Jesus experienced the wilderness as the landscape in which he grew into his belovedness in such a way that he was willing to stand alone resisting the temptations.
The wilderness has been sought out for spiritual pilgrimages by people from different faiths over the ages. This wilderness is not just physical but an internal spiritual pilgrimage.
I am drawn to Brene Brown’s thoughts on wilderness. Brown is a sociologist who has done extensive research on people in relation to vulnerability, courage, authenticity, and shame.
Brown acknowledges that “theologians, writers, poets, and musicians have always used the metaphor of the wilderness.” The commonalities “are the notions of solitude, vulnerability, and an emotional, spiritual, or physical quest.” The wilderness is “an untamed, unpredictable place of solitude and searching. It is a place as dangerous as it is breathtaking, a place as sought after as it is feared. The wilderness can often feel unholy because we can’t control it...But it turns out to be the place of true belonging, and it’s the bravest and most sacred place you will ever stand.”

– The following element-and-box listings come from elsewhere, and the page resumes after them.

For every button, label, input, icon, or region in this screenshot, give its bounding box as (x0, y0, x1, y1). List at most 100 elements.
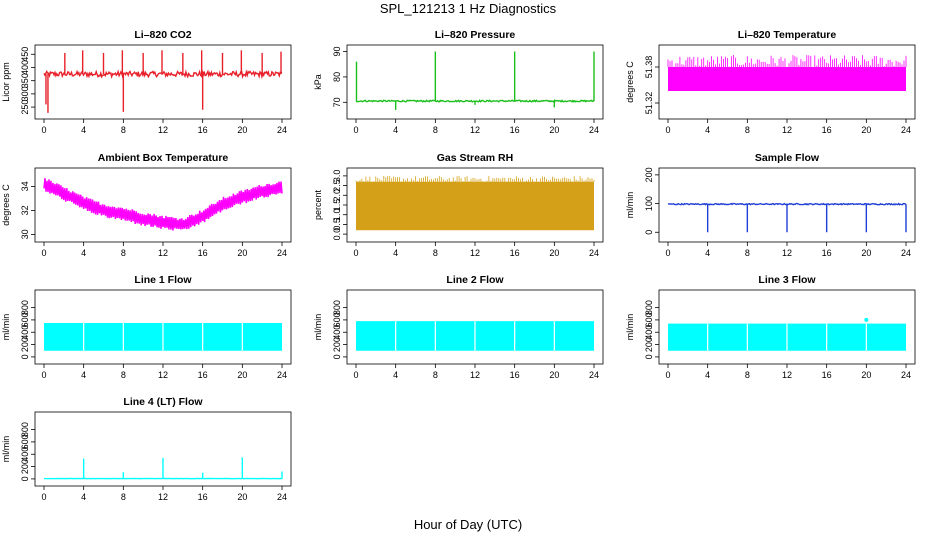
panel-sample-flow: Sample Flow 0 4 8 12 16 20 24 0 100 200 ml/min (625, 152, 916, 258)
y-axis-label: percent (313, 189, 323, 220)
y-tick-label: 400 (332, 325, 342, 340)
y-axis-label: kPa (313, 74, 323, 90)
x-tick-label: 20 (549, 370, 559, 380)
y-axis-label: degrees C (1, 184, 11, 226)
x-tick-label: 24 (277, 125, 287, 135)
x-tick-label: 0 (353, 370, 358, 380)
x-tick-label: 8 (745, 370, 750, 380)
x-tick-label: 8 (745, 125, 750, 135)
series-noise (667, 55, 907, 67)
y-tick-label: 450 (20, 47, 30, 62)
x-tick-label: 0 (41, 492, 46, 502)
plot-frame (34, 167, 292, 243)
series-line (43, 69, 283, 80)
y-tick-label: 0 (332, 354, 342, 359)
x-tick-label: 8 (433, 125, 438, 135)
y-tick-label: 600 (20, 312, 30, 327)
y-tick-label: 2.5 (332, 179, 342, 192)
x-tick-label: 8 (121, 370, 126, 380)
y-tick-label: 0.5 (332, 218, 342, 231)
panel-title: Line 2 Flow (446, 274, 504, 286)
y-tick-label: 70 (332, 97, 342, 107)
y-axis-label: degrees C (625, 61, 635, 103)
y-tick-label: 30 (20, 229, 30, 239)
y-tick-label: 0 (20, 476, 30, 481)
series-band (668, 67, 906, 91)
x-tick-label: 24 (589, 248, 599, 258)
x-tick-label: 20 (861, 370, 871, 380)
panel-title: Ambient Box Temperature (98, 152, 229, 164)
x-tick-label: 0 (665, 370, 670, 380)
series-noise (355, 175, 595, 182)
x-tick-label: 20 (861, 125, 871, 135)
panel-title: Li–820 Pressure (435, 29, 516, 41)
x-tick-label: 4 (81, 125, 86, 135)
x-tick-label: 4 (393, 370, 398, 380)
y-tick-label: 51.32 (644, 92, 654, 115)
panel-title: Li–820 CO2 (134, 29, 191, 41)
y-tick-label: 400 (20, 60, 30, 75)
x-tick-label: 24 (589, 125, 599, 135)
x-tick-label: 24 (277, 492, 287, 502)
y-tick-label: 0.0 (332, 228, 342, 241)
page-title: SPL_121213 1 Hz Diagnostics (379, 1, 557, 16)
panel-title: Sample Flow (755, 152, 820, 164)
x-tick-label: 24 (901, 125, 911, 135)
panel-title: Line 4 (LT) Flow (123, 396, 203, 408)
x-tick-label: 4 (705, 370, 710, 380)
panel-pressure: Li–820 Pressure 0 4 8 12 16 20 24 70 80 90 kPa (313, 29, 604, 135)
y-tick-label: 90 (332, 47, 342, 57)
y-tick-label: 200 (20, 337, 30, 352)
y-axis-label: Licor ppm (1, 62, 11, 102)
y-tick-label: 32 (20, 205, 30, 215)
x-tick-label: 4 (81, 248, 86, 258)
panel-box-temp: Ambient Box Temperature 0 4 8 12 16 20 24 30 32 34… (1, 152, 292, 258)
x-tick-label: 4 (705, 125, 710, 135)
x-tick-label: 12 (782, 370, 792, 380)
y-axis-label: ml/min (1, 314, 11, 341)
x-tick-label: 24 (589, 370, 599, 380)
y-tick-label: 1.5 (332, 199, 342, 212)
x-tick-label: 8 (121, 125, 126, 135)
y-tick-label: 800 (20, 300, 30, 315)
x-tick-label: 0 (353, 248, 358, 258)
x-tick-label: 16 (822, 370, 832, 380)
y-tick-label: 600 (644, 312, 654, 327)
y-tick-label: 350 (20, 73, 30, 88)
y-tick-label: 80 (332, 72, 342, 82)
x-tick-label: 20 (237, 370, 247, 380)
x-tick-label: 20 (549, 248, 559, 258)
panel-title: Line 1 Flow (134, 274, 192, 286)
x-tick-label: 0 (665, 125, 670, 135)
panel-line4: Line 4 (LT) Flow 0 4 8 12 16 20 24 0 200400600800… (1, 396, 292, 502)
x-tick-label: 12 (470, 370, 480, 380)
y-axis-label: ml/min (313, 314, 323, 341)
y-tick-label: 0 (644, 230, 654, 235)
x-tick-label: 16 (822, 248, 832, 258)
x-tick-label: 16 (198, 492, 208, 502)
x-tick-label: 4 (81, 370, 86, 380)
x-tick-label: 12 (158, 370, 168, 380)
x-tick-label: 12 (782, 248, 792, 258)
series-band (356, 181, 594, 231)
x-tick-label: 16 (510, 370, 520, 380)
y-tick-label: 400 (20, 325, 30, 340)
x-tick-label: 12 (470, 125, 480, 135)
y-tick-label: 800 (332, 300, 342, 315)
x-tick-label: 0 (665, 248, 670, 258)
y-tick-label: 200 (20, 459, 30, 474)
y-tick-label: 1.0 (332, 208, 342, 221)
x-tick-label: 16 (198, 370, 208, 380)
x-tick-label: 4 (81, 492, 86, 502)
x-tick-label: 12 (158, 125, 168, 135)
x-tick-label: 4 (393, 125, 398, 135)
y-tick-label: 34 (20, 181, 30, 191)
x-tick-label: 12 (782, 125, 792, 135)
y-tick-label: 300 (20, 86, 30, 101)
x-tick-label: 24 (277, 370, 287, 380)
y-tick-label: 250 (20, 100, 30, 115)
x-tick-label: 16 (822, 125, 832, 135)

When God is a part of our wilderness, filling our God-shaped hole, there is a deep sense of security. When we live from our belovedness, then we no longer have to prove to anyone our worth or belonging.
Lent is a time to enter into this wilderness. A time when we are invited to take a journey as Jesus did, challenging us to rely on God for our security and identity rather than the messages that swirl around us.
Lent has a tradition of giving up or taking on a discipline that we may dedicate the same amount of time in prayer or contemplation. This has meaning for some and for others it has become dogmatic and lost meaning. What I challenge you with this week is to reflect on what it is in your life that draws your attention away from or toward living into being a beloved child of God? And what difference does it make for you?
When we stand from a place of God’s strength and security, our perspective changes. Fears are kept in check, convictions of lifestyle shift, possessions loosen their grip.
There should be a warning though, as Jesus did, we risk our lives living into God’s belovedness for us. It is a place of risk, but one of great meaning and reward.
Here would be another opportunity for reflection, to experiment each day by saying these 7 words to yourself 5 times, emphasizing a different word each time.
I am a beloved child of God.
I am a beloved child of God.
I am a beloved child of God.
I am a beloved child of God.
I am a beloved child of God.
We will never keep temptation fully at bay. Ash Wednesday was a day to remind us of our mortality. However, even in the most barren of places, God’s love endures forever.
And so we acknowledge our constant need for God’s presence to be with us on this wilderness way. I invite us to pray together in song, When we are tested and wrestle alone, acknowledging our need for God to be with us on this journey.
Hymn: When we are tested and wrestle alone
(to be sung to the melody of ‘Be thou my vision’)
When we are tested and wrestle alone,
famished for bread when the world offers stone,
nourish us, God, by your word and your way,
food that sustains us by night and by day.
When in the desert we cry for relief,
pleading for paths marked by certain belief,
lift us to love you beyond sign and test,
trusting your presence, our only true rest.
When we are tempted to barter our souls,
trading the truth for the pow’r to control,
teach us to worship and praise only you,
seeking your will in the work that we do.
When we have struggled and searched through the night,
sorting and sifting the wrong from the right,
Savior, surround us with circles of care,
angels of healing, of hope, and of prayer.